It was, Steve Jobs might tell you, "insanely great." On January 22, 1984, the Los Angeles Raiders (as the team was then known) beat the Washington Redskins (as that team was then known) in Super Bowl XVIII. But for the nearly 78 million Americans watching on TV that night -- 39 years ago this month -- the most memorable part of the broadcast wasn't the game. It was an unprecedented, somewhat inscrutable 60-second commercial that didn't even display the product it was advertising.
It was the legendary "1984" ad for the Apple Macintosh, which would be introduced just two days later. And as much as the new computer revolutionized the tech industry and set Apple on its path toward dominance, the ad forever changed tech marketing and even helped cement the iconic role of the Super Bowl ad.
Apple had essentially invented the consumer personal computer with its Apple II, released in 1977. While all other computers until that point were cumbersome and designed for business customers, the Apple II took off. But in 1981, IBM introduced the IBM PC, and the business-machine behemoth became a formidable competitor in the home computer space. At the same time, Apple had experienced an expensive failure trying to break into the business market with the Lisa, the first computer with a graphical user interface, but one that was far too costly and insufficiently powerful. Jobs saw that more accessible personal computers were the future. Yet IBM and its PC were becoming dominant.

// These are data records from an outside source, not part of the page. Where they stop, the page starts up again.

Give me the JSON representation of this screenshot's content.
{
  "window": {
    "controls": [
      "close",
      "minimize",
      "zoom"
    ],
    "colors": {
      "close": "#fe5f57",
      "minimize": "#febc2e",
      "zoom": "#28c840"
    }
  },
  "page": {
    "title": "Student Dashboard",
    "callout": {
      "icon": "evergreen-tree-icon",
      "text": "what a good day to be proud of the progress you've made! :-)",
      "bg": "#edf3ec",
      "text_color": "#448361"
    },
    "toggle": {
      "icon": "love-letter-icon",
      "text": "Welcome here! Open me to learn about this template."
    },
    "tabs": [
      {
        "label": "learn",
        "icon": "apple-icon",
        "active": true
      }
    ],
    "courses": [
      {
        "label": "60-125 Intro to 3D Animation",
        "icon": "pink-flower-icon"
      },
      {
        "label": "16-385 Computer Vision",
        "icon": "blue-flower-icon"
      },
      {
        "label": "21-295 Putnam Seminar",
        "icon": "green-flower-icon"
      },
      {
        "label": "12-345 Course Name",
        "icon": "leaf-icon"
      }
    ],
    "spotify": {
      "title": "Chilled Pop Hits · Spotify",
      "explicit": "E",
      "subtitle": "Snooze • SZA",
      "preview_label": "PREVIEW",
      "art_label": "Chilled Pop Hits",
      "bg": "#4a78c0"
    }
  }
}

Still, Jobs had been leading a new project in development: the Macintosh. The first mass-market personal computer with a graphical user interface and a mouse, it was designed to be unintimidating and easy to use. This was the brief era when Jobs and John Sculley, the PepsiCo exec turned Apple CEO, were working well together. Sculley was an expert at selling consumers products. Jobs was a visionary and mythmaker. It was the first time a computer would be targeted not to tech enthusiasts or corporate clients but to consumers. And together with their ad agency, Chiat/Day, Jobs and Sculley were eager to sell their product as an upstart challenge to IBM's corporate domination.
Conveniently, the year was 1984 and George Orwells 1984 set exactly the tone this campaign needed. An allegorical novel about the evils of totalitarianism, 1984 imagines a world in which everyone must think the same thoughts, listen to the same rulers, live their lives as instructed by Big Brother. That formed the basis for Apple's landmark ad.
Ridley Scott, who had made Blade Runner two years earlier, directed the ad. It shows a dull, gray, industrial landscape, with men in shapeless clothes trudging through a tunnel toward a large black-and-white screen. They sit in front of it, as a Big Brother-like figure onscreen drones on about a worker's utopia of information purity. But there's one burst of color: a female athlete, dressed in red shorts and a white shirt, running toward the screen. She's carrying a sledgehammer and being chased by police. First, she winds up, swinging the hammer, then hurls it toward the screen, shattering it -- a devastating blow against a Big Blue monoculture. At 50 seconds in, the product is finally mentioned: "On January 24th, Apple Computer will introduce Macintosh," says a friendly voiceover. "And you'll see why 1984 won't be like 1984." (Two days later, at an auditorium in Cupertino, California, Jobs would at last show off an actual Mac. Reports say that when he removed a cloth cover from the new machine, there were audible gasps.)
The ad was never broadcast again. But it's been talked about for nearly four decades. It set the tone for Apple's unique advertising to come. And it showed the world, for the first time, that Super Bowl ads could be just as important as the game.